Эта негритянка Нэнси уже фигурировала ранее в рассказе Фолкнера "Когда наступает ночь". Рассказ кончался на том, что Нэнси пассивно ждала, что ее зарежет муж, знающий о ее изменах. Рассказ относился совсем к другому, более раннему времени, но Фолкнера это не смущало. "Это та же самая женщина, — объяснял он впоследствии. — Люди, которых я выдумал, принадлежат мне, и я имею право передвигать их во времени, когда мне это понадобится". Иногда он говорил: "Это лошади в моей конюшне, и я могу выпускать их, когда захочу".

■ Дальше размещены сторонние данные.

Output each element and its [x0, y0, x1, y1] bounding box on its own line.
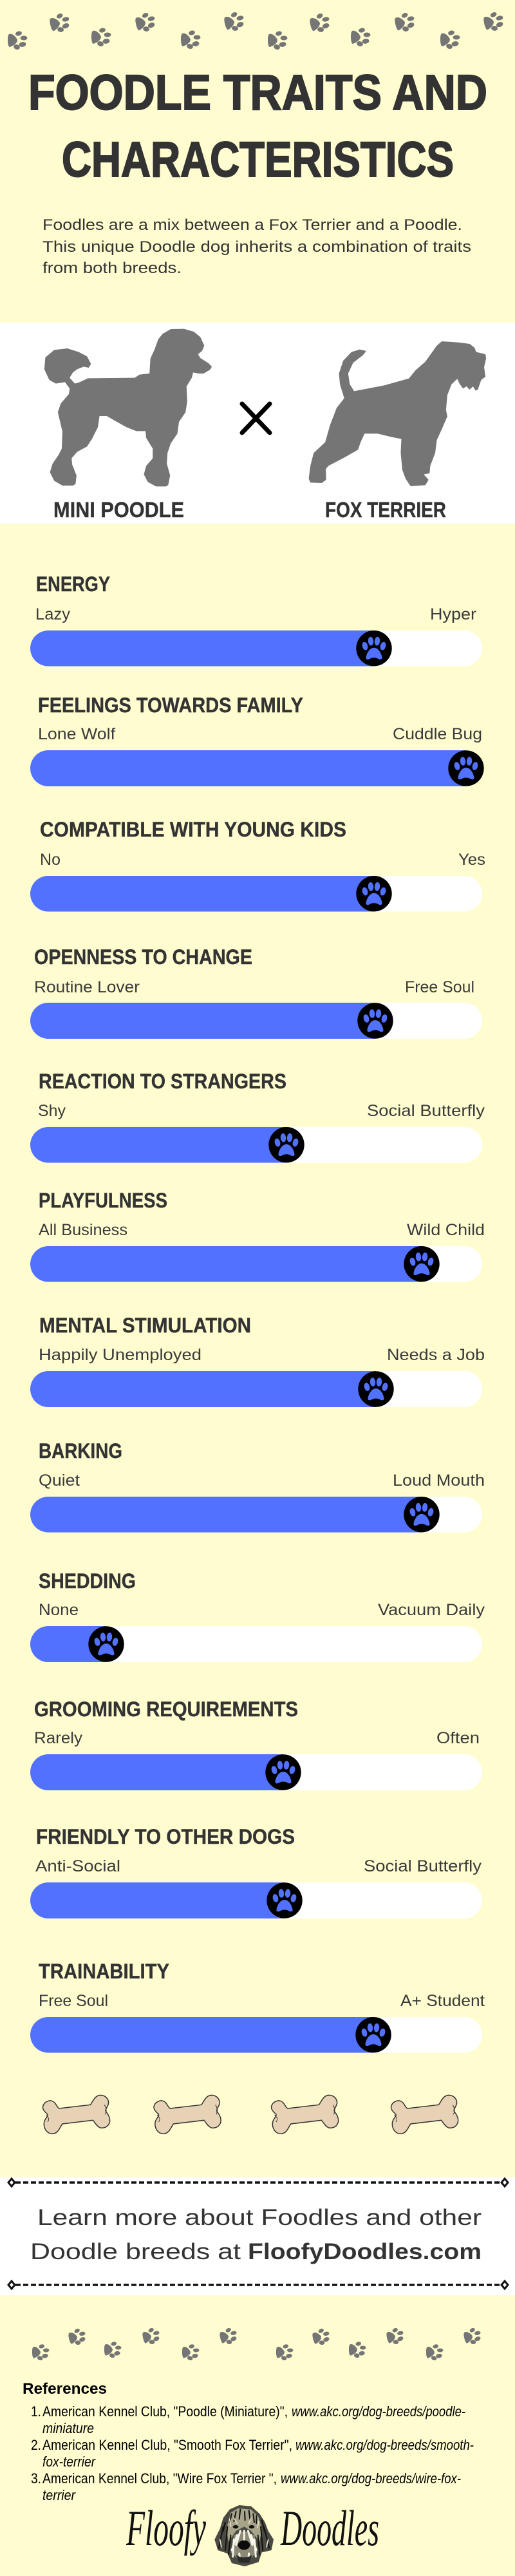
trait: energy: Lazy [35, 605, 71, 623]
trait: playfulness: PLAYFULNESS [39, 1189, 167, 1212]
trait: openness to change: Routine Lover [34, 978, 140, 996]
trait: mental stimulation: Needs a Job [387, 1346, 485, 1364]
references: American Kennel Club, "Wire Fox Terrier ", [42, 2470, 277, 2486]
title [28, 65, 487, 187]
label: mini poodle: MINI POODLE [53, 498, 184, 522]
references: 2. [31, 2437, 41, 2453]
trait: grooming requirements: Often [436, 1729, 480, 1747]
references: American Kennel Club, "Smooth Fox Terrier", [42, 2437, 292, 2453]
trait: grooming requirements: GROOMING REQUIREMENTS [34, 1698, 298, 1721]
references: 1. [31, 2403, 41, 2420]
references: 3. [31, 2470, 41, 2486]
icon: doodle dog head [214, 2505, 274, 2566]
label: fox terrier: FOX TERRIER [325, 498, 446, 522]
trait: barking: Quiet [39, 1472, 80, 1490]
trait: trainability: Free Soul [39, 1992, 108, 2010]
trait: compatible with young kids: Yes [458, 851, 485, 869]
trait: compatible with young kids: No [40, 851, 61, 869]
references: www.akc.org/dog-breeds/smooth- [295, 2437, 474, 2453]
trait: shedding [30, 1569, 485, 1662]
trait: friendly to other dogs [30, 1825, 482, 1918]
text: learn more [30, 2205, 482, 2264]
trait: mental stimulation: Happily Unemployed [39, 1346, 201, 1364]
trait: playfulness [30, 1189, 485, 1282]
decorative paw prints row: top [8, 10, 505, 50]
references [23, 2380, 474, 2503]
references: www.akc.org/dog-breeds/poodle- [292, 2403, 465, 2420]
trait: openness to change [30, 945, 482, 1039]
trait: trainability [30, 1960, 485, 2053]
trait: playfulness: All Business [39, 1221, 127, 1239]
divider: bottom dashed line [8, 2281, 508, 2289]
icon: fox terrier silhouette [309, 341, 486, 486]
decorative paw prints row: bottom [32, 2326, 483, 2361]
trait: feelings towards family: Lone Wolf [38, 725, 115, 743]
trait: feelings towards family: FEELINGS TOWARDS FAMILY [38, 694, 303, 717]
logo: floofy doodles: Doodles [280, 2500, 379, 2556]
trait: reaction to strangers: REACTION TO STRANGERS [39, 1070, 286, 1093]
panel: call to action [0, 2177, 515, 2295]
trait: reaction to strangers: Social Butterfly [367, 1102, 485, 1120]
trait: compatible with young kids: COMPATIBLE WITH YOUNG KIDS [40, 818, 346, 841]
trait: energy [30, 573, 482, 666]
trait: barking [30, 1439, 485, 1533]
trait: playfulness: Wild Child [407, 1221, 485, 1239]
trait: feelings towards family: Cuddle Bug [393, 725, 482, 743]
trait: energy: Hyper [430, 605, 476, 623]
references: miniature [42, 2420, 94, 2436]
trait: reaction to strangers [30, 1070, 485, 1163]
trait: reaction to strangers: Shy [38, 1102, 66, 1120]
trait: openness to change: Free Soul [405, 978, 474, 996]
trait: openness to change: OPENNESS TO CHANGE [34, 945, 252, 969]
icon: mini poodle silhouette [44, 329, 212, 486]
logo: floofy doodles [126, 2500, 379, 2566]
trait: shedding: Vacuum Daily [378, 1601, 485, 1619]
references: fox-terrier [42, 2454, 96, 2470]
logo: floofy doodles: Floofy [126, 2500, 206, 2556]
trait: trainability: TRAINABILITY [39, 1960, 169, 1983]
trait: energy: ENERGY [36, 573, 110, 596]
references: www.akc.org/dog-breeds/wire-fox- [281, 2470, 461, 2486]
icon: cross symbol [242, 404, 270, 433]
panel: parent breeds [0, 323, 515, 524]
text: learn more: Doodle breeds at [30, 2239, 241, 2264]
text: learn more: Learn more about Foodles and other [37, 2205, 482, 2230]
intro paragraph: from both breeds. [42, 260, 182, 277]
trait: friendly to other dogs: FRIENDLY TO OTHER DOGS [36, 1825, 295, 1848]
trait: friendly to other dogs: Anti-Social [35, 1857, 120, 1875]
trait: grooming requirements [30, 1698, 482, 1790]
intro paragraph [42, 216, 471, 277]
divider: top dashed line [8, 2179, 508, 2186]
trait: barking: Loud Mouth [393, 1472, 485, 1490]
trait: feelings towards family [30, 694, 484, 786]
trait: mental stimulation [30, 1314, 485, 1407]
intro paragraph: This unique Doodle dog inherits a combination of traits [42, 238, 471, 256]
text: learn more: FloofyDoodles.com [248, 2239, 482, 2264]
trait: grooming requirements: Rarely [34, 1729, 83, 1747]
trait: shedding: None [39, 1601, 79, 1619]
references: terrier [42, 2487, 76, 2503]
trait: barking: BARKING [39, 1439, 122, 1463]
trait: shedding: SHEDDING [39, 1569, 136, 1593]
references: American Kennel Club, "Poodle (Miniature)", [42, 2403, 288, 2420]
references: References [23, 2380, 107, 2398]
intro paragraph: Foodles are a mix between a Fox Terrier and a Poodle. [42, 216, 462, 234]
trait: compatible with young kids [30, 818, 485, 912]
icon row: dog bones [42, 2095, 458, 2134]
trait: trainability: A+ Student [400, 1992, 485, 2010]
trait: mental stimulation: MENTAL STIMULATION [39, 1314, 251, 1337]
trait: friendly to other dogs: Social Butterfly [364, 1857, 482, 1875]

В данном случае он выпускал "из конюшни" не только Нэнси, но и еще одну свою давнюю героиню. Его не оставляли раздумья о Темпл Дрейк из романа «Святилище». "Я начал думать, что может произойти с этой женщиной в будущем, — рассказывал он, — и тогда мне пришло в голову: а что может получиться из брака, основанного на тщеславии слабого мужчины? Чем это может кончиться? И неожиданно мне эта ситуация представилась драматической и заслуживающей исследования".
В течение многих лет Фолкнера не оставляла мысль, что многие нравственные и философские проблемы, затронутые им в романе «Святилище», оказались заслонены для читателя сенсационностью сюжета. В «Святилище» зло представало как явление космическое, существующее вне воли и нравственных убеждений человека, и тем самым как бы снимался вопрос об ответственности человека за содеянное им зло, о степени вины и наказания. Тот роман оставлял чувство безысходности, в нем не было и тени надежды на нравственное очищение человека, на способность человека осознать свою вину и принять на себя моральную ответственность.
Теперь Фолкнеру хотелось развить и углубить эти проблемы, опираясь на опыт, приобретенный им за прошедшие десятилетия, утвердить в новом произведении веру в то, что человек может вынести все и преодолеть, выйти победителем в борьбе с самим собой.